Вера Николаевна зевнула, потом с низкого кривого крыльца оглядела ветхий двор, поленницу дров, лопухи, флигель с собачьей конурой у ступеней, кривую березку возле ворот. Мать следила за этим ее взглядом и понимала его. Но Вересова все-таки пояснила.
— Чтобы так прошла вся жизнь? — медленно и зло улыбаясь, спросила она. — Вот здесь?
— Но вам же дадут квартиру! — воскликнула мать. — Это на самое первое время.
— А мне и квартира не нужна, — отворотившись от Нины Леопольдовны и натягивая на белую руку замшевую перчатку, раздельно произнесла Вера. — Мне здесь ничего не нужно, понимаешь, мамуля? Я сделала с ним, с нашим дорогим, ошибку. Ужаснейшую, трагическую и глупую до смешного. Володя решительно неталантлив.
— Володя неталантлив? — поразилась мать.
— Как это ни дико, мамочка. У него нет своего конька. Он — вообще! А в его годы «вообще» — это сдача на милость победителя. Он все думает, все посвистывает, все какие-то книжки и журналы листает. Не на определенную тему, а — то такие, то эдакие. У него — «широкий круг». А широкий круг — это неопределенность цели, зыбкость основ, разболтанность. Ты удивилась, что я сказала: Володя неталантлив. Ах, мамочка, неужели ты до сих пор не поняла, что талант — это честолюбие, а он-то как раз честолюбия начисто лишен. Поддерживать талант — это подогревать честолюбие, а что мне подогревать, когда там пусто.
— Ты не преувеличиваешь? — спросила Нина Леопольдовна.
— Если бы! — грустно усмехнулась Вера. — Он, бедняга, человек долга. Но я-то о взлете мечтала, я его к взлету тренировала, я в этом взлете вот как была уверена. Что же мне теперь прикажешь с этим долгом делать? Ведь это невесть как скучно, мамочка, это почти что муж бухгалтер, который считает, что он есть законный представитель долга, представитель государственных интересов, защитник чего-то там эдакого, а по сути — «ваш супруг бухгалтер». Вот ведь как…
Наташка заныла на руках у бабушки, Вера красиво и ловко забрала девочку к себе, прижалась щекой к ее щечке и сказала звонким, чистым, ясным голосом:
— Да, да, конечно, это может быть даже и противно — то, что я так думаю, но, мамочка-мамуля, жизнь у нас одна. Была война, только что отвоевались, что же теперь осталось? Какие надежды, какие обещания? Стареть потихонечку, превратиться в одну из тех рано увядших докториц, которые утешают себя словом «долг»? Работать под командованием Володи? А ты знаешь, как чудовищно, свирепо, отвратительно он требователен? Как груб при малейшем просчете? Как у него лицо белеет? Ты этого никогда не видела, потому что здесь, дома, только частичка его, и то самая кроткая, а вот там, на работе, его девяносто девять процентов со всем непреоборимым хамством, с тихим голосом, от которого даже у меня, у его жены, ноги подкашиваются…

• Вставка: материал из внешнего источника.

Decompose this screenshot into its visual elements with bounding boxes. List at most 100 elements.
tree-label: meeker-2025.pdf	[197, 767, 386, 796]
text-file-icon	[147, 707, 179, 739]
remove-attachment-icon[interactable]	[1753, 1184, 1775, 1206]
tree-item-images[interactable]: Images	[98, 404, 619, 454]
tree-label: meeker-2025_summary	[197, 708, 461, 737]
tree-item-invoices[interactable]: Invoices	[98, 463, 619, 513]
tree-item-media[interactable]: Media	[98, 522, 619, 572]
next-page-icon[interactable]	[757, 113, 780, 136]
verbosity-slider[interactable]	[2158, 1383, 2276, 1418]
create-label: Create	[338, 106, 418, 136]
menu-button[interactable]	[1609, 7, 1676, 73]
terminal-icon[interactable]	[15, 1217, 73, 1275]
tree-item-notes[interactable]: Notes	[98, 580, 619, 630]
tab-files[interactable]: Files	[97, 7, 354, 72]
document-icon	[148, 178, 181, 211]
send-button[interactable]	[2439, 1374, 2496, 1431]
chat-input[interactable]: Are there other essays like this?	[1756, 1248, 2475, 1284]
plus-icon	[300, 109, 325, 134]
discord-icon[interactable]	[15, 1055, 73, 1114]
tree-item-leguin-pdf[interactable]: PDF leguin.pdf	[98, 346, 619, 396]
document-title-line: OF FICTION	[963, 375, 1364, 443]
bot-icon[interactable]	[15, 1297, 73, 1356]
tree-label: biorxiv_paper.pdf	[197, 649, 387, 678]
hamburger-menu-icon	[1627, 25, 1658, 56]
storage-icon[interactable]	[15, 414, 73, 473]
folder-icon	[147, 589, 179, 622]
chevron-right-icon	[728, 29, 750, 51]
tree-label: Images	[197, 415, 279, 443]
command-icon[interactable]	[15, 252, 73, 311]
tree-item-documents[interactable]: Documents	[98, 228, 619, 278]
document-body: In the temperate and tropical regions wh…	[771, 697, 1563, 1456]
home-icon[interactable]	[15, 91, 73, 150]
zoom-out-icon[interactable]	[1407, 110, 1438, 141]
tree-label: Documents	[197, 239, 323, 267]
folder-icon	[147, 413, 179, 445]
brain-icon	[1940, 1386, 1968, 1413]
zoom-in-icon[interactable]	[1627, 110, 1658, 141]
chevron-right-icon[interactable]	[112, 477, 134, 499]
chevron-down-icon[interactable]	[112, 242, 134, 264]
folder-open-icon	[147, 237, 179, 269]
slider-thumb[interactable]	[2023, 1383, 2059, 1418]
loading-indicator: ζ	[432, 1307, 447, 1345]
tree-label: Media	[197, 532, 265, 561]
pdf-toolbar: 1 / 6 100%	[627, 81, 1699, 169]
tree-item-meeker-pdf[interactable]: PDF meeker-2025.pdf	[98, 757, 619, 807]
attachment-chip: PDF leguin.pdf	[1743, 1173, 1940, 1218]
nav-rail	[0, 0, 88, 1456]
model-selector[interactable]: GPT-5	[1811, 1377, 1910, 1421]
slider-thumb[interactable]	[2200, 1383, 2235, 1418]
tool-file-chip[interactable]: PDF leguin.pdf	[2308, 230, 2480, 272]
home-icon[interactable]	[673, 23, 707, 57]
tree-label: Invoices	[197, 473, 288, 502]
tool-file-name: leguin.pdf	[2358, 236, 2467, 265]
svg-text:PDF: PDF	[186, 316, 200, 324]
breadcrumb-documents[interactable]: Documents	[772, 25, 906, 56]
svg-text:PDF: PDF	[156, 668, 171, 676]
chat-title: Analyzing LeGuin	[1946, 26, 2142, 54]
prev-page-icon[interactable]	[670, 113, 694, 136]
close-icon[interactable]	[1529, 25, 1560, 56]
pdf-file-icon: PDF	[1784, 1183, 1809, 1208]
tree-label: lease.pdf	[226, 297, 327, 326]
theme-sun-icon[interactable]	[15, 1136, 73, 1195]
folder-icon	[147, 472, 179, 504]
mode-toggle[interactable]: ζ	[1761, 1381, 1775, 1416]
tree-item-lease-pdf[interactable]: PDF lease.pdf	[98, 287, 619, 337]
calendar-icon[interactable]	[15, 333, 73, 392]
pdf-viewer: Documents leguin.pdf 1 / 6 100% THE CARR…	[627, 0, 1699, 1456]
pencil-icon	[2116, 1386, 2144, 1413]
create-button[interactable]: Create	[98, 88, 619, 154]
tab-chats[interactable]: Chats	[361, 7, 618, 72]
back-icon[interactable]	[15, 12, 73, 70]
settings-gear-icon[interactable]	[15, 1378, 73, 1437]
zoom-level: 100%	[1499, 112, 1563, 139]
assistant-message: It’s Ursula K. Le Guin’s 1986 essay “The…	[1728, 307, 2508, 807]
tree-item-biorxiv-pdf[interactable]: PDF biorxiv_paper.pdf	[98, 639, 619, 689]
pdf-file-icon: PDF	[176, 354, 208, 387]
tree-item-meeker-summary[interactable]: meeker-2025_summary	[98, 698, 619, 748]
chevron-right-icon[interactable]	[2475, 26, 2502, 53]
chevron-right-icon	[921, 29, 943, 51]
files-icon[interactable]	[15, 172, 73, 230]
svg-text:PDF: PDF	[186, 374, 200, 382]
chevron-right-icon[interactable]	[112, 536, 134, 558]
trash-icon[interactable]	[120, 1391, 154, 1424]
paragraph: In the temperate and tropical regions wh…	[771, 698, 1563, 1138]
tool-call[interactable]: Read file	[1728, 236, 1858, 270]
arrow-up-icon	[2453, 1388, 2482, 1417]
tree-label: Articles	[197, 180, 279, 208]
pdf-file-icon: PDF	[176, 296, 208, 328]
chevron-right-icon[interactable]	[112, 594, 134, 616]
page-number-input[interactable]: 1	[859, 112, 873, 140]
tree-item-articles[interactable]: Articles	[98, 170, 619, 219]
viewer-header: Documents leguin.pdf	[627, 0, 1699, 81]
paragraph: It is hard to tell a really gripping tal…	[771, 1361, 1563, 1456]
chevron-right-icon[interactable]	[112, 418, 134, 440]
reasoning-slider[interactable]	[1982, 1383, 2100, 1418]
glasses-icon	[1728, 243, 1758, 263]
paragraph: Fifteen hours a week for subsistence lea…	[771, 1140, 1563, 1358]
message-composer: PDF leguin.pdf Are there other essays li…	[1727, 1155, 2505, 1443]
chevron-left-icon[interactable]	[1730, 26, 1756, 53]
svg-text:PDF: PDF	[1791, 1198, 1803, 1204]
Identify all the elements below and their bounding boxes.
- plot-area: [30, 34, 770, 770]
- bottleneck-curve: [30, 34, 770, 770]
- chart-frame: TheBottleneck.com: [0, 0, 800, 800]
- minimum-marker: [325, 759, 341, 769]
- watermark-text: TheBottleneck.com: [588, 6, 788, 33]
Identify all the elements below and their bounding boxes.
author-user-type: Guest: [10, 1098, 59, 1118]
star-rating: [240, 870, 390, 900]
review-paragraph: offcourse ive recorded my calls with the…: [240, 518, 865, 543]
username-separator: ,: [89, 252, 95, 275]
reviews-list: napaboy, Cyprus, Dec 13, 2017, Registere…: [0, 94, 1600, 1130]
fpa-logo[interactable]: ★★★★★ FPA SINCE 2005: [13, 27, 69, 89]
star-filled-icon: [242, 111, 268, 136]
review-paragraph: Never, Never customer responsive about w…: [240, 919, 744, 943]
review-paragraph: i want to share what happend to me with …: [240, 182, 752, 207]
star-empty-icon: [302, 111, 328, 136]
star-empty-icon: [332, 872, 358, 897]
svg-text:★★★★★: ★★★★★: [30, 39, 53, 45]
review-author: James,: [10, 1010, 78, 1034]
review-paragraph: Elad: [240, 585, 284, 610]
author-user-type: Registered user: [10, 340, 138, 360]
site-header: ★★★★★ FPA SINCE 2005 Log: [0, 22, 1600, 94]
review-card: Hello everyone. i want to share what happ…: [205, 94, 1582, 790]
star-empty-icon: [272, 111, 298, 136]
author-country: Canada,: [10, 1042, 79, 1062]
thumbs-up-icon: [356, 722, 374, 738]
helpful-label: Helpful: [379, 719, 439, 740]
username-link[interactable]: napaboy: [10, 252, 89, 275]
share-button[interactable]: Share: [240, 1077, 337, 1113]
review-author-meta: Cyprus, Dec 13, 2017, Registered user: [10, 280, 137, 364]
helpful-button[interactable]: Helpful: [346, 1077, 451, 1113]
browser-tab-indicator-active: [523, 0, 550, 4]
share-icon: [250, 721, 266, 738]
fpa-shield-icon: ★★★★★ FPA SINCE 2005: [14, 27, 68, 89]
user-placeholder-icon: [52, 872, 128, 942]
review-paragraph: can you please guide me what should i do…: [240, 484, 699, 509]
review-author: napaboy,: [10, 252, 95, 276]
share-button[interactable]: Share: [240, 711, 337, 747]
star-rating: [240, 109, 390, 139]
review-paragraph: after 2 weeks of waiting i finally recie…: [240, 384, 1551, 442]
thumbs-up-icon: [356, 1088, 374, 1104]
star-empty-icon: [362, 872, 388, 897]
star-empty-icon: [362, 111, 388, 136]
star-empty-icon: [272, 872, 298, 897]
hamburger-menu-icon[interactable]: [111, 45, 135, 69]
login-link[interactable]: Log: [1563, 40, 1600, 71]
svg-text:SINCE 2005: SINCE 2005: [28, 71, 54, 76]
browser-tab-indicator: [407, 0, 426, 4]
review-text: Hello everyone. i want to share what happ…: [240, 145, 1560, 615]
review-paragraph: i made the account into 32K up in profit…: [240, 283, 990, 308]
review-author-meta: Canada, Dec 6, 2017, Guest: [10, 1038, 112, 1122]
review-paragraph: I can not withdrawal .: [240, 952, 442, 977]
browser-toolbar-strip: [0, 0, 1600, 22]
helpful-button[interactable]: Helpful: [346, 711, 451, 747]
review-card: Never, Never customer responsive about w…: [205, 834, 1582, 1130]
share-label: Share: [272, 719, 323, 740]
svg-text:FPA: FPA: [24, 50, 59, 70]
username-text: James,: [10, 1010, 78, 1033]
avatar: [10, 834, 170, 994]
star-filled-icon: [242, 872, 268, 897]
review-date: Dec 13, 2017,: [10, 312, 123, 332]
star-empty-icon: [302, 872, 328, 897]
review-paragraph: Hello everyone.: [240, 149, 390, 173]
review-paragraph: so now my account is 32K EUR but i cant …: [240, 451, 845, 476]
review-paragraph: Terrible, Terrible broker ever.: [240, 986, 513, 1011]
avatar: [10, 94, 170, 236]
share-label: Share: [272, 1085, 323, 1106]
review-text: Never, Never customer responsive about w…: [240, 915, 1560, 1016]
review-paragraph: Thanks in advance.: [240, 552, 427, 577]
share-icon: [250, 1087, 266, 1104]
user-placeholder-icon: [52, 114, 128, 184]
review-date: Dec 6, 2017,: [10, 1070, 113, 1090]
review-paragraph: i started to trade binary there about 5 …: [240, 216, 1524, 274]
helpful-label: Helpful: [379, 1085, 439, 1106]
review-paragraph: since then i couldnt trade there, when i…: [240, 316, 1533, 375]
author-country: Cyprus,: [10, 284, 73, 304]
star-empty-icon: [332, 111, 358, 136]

Тонкие ноздри ее дрогнули, дрогнул и сильно вырезанный рот, на блестящих глазах проступили слезы, и почти с яростью она проговорила:
— Ты подумай, мама, мне нравилось в нем это отсутствие тщеславия. Я была уверена, что вызову к жизни в нем все его способности, всю силу его знаний, его бешеную энергию, я была уверена, что пробужу в нем сумасшедшее тщеславие, и тогда все увидят его незаурядность… Давай посидим!